Thursday, February 05, 2015
Winter Climbs 2015: Teams in Camp 2 on Diamir Face
Italian climber Daniele Nardi is the one person who may be ready to launch a summit bid if the weather holds. He's been on the mountain the longest at this point and seems acclimatized enough to make a solo attempt on the top. According to his latest dispatches he is now in Camp 2 at 5200 meters (17,060 ft). When he arrived there, he found his tent and other gear buried under heavy snow, and according to his home team, he spent several hours just digging everything out and reestablishing his campsite. He'll rest there tonight before hopefully moving up to ascend the Mummery Spur.
Also on the move are the combined teams of Alex Txikon – along with his partners Muhammad Ali Sadpara and Muhammad Kahn – and the Iranian squad consisting of Mahmood Hashemi, Iraj Maani, and Reza Bahadorani. The two groups are the late comers to Nanga Parbat, and it seems they have joined forces to a degree. The climbers have moved up to their Camp 2 site, which is found at 5900 meters (19,356 ft). They are hoping to establish C3 at 6700 meters (21,981 ft) before descending back to Base Camp, and the current plan is to sleep in C1 tonight and C2 tomorrow as part of the acclimatization process.

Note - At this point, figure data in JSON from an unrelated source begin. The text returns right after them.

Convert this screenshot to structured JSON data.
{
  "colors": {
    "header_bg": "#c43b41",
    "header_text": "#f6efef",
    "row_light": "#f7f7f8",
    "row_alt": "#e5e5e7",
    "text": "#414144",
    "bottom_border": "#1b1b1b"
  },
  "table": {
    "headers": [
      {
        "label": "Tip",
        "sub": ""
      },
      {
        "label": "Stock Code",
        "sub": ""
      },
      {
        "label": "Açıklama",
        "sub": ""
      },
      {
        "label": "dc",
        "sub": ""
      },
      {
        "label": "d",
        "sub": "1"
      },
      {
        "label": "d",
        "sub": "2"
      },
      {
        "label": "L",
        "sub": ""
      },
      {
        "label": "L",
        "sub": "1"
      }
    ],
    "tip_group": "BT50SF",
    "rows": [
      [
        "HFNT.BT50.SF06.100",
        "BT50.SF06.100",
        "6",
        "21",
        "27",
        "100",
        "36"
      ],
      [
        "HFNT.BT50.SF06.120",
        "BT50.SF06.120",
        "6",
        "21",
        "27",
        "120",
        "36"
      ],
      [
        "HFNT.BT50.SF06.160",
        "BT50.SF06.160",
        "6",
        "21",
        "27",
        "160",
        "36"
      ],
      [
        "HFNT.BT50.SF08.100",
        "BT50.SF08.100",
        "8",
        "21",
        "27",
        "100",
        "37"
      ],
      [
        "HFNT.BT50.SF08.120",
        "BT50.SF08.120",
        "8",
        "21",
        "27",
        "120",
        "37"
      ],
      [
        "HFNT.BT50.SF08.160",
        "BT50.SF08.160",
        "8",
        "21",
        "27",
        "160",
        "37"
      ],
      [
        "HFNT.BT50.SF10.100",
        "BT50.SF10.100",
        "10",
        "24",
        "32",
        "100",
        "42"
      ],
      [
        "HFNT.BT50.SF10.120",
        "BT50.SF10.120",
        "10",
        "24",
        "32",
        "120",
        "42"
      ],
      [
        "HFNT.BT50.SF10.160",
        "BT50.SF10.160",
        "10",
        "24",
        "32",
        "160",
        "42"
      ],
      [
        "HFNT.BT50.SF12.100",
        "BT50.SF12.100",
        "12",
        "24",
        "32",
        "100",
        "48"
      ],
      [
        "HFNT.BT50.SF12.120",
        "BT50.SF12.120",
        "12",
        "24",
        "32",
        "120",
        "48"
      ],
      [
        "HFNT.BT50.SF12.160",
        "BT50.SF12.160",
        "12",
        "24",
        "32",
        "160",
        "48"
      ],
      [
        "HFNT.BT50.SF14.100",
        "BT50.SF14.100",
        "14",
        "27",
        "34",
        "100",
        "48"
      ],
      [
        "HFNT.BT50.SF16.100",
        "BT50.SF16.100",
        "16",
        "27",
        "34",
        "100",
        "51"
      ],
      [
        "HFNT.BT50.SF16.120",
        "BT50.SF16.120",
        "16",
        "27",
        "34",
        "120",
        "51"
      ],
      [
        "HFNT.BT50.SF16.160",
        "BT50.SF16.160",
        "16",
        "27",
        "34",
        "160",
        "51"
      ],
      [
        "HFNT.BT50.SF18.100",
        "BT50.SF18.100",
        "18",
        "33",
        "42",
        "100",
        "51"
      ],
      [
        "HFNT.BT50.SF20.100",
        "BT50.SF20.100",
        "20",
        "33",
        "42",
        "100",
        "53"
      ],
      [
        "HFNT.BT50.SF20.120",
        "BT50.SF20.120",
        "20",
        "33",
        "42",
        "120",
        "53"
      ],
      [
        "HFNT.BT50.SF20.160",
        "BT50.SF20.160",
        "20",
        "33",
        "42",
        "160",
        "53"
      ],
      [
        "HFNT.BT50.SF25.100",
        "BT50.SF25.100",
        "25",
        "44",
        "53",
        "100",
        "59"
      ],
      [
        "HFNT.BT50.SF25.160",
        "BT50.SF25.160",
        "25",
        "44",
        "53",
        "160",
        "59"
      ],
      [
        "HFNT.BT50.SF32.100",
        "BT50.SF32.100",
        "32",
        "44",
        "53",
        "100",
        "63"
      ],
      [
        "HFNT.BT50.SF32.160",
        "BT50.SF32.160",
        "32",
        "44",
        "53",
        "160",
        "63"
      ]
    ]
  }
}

As reported yesterday, the Russian squad on the Rupal Face is back in BC where they are resting and regrouping. They will be keeping a watchful eye on the weather as well, and weighing their options for making another summit bid. This past weekend they had climbed to as high as 7150 meters (23,458 ft) and were waiting to make a summit bid, but high winds forced them to retreat. It is unclear if they'll have another go at the mountain, but it does seem very early in the season for them to pack it in.
All of the climbers are attempting complete the first winter ascent of the 8126 meter (26,660 ft) mountain. Traditional, the weather on Nanga has been incredibly bad in February, so all of the squad are looking to take advantage of any break they can get. Of course, "good" weather is a relative term this time of year, as hurricane force winds, subzero temperatures, and heavy snow are not uncommon there at all. Hopefully they'll get the weather window they need to at least take a shot at the summit, but for now we'll all just have to wait and watch to see what happens.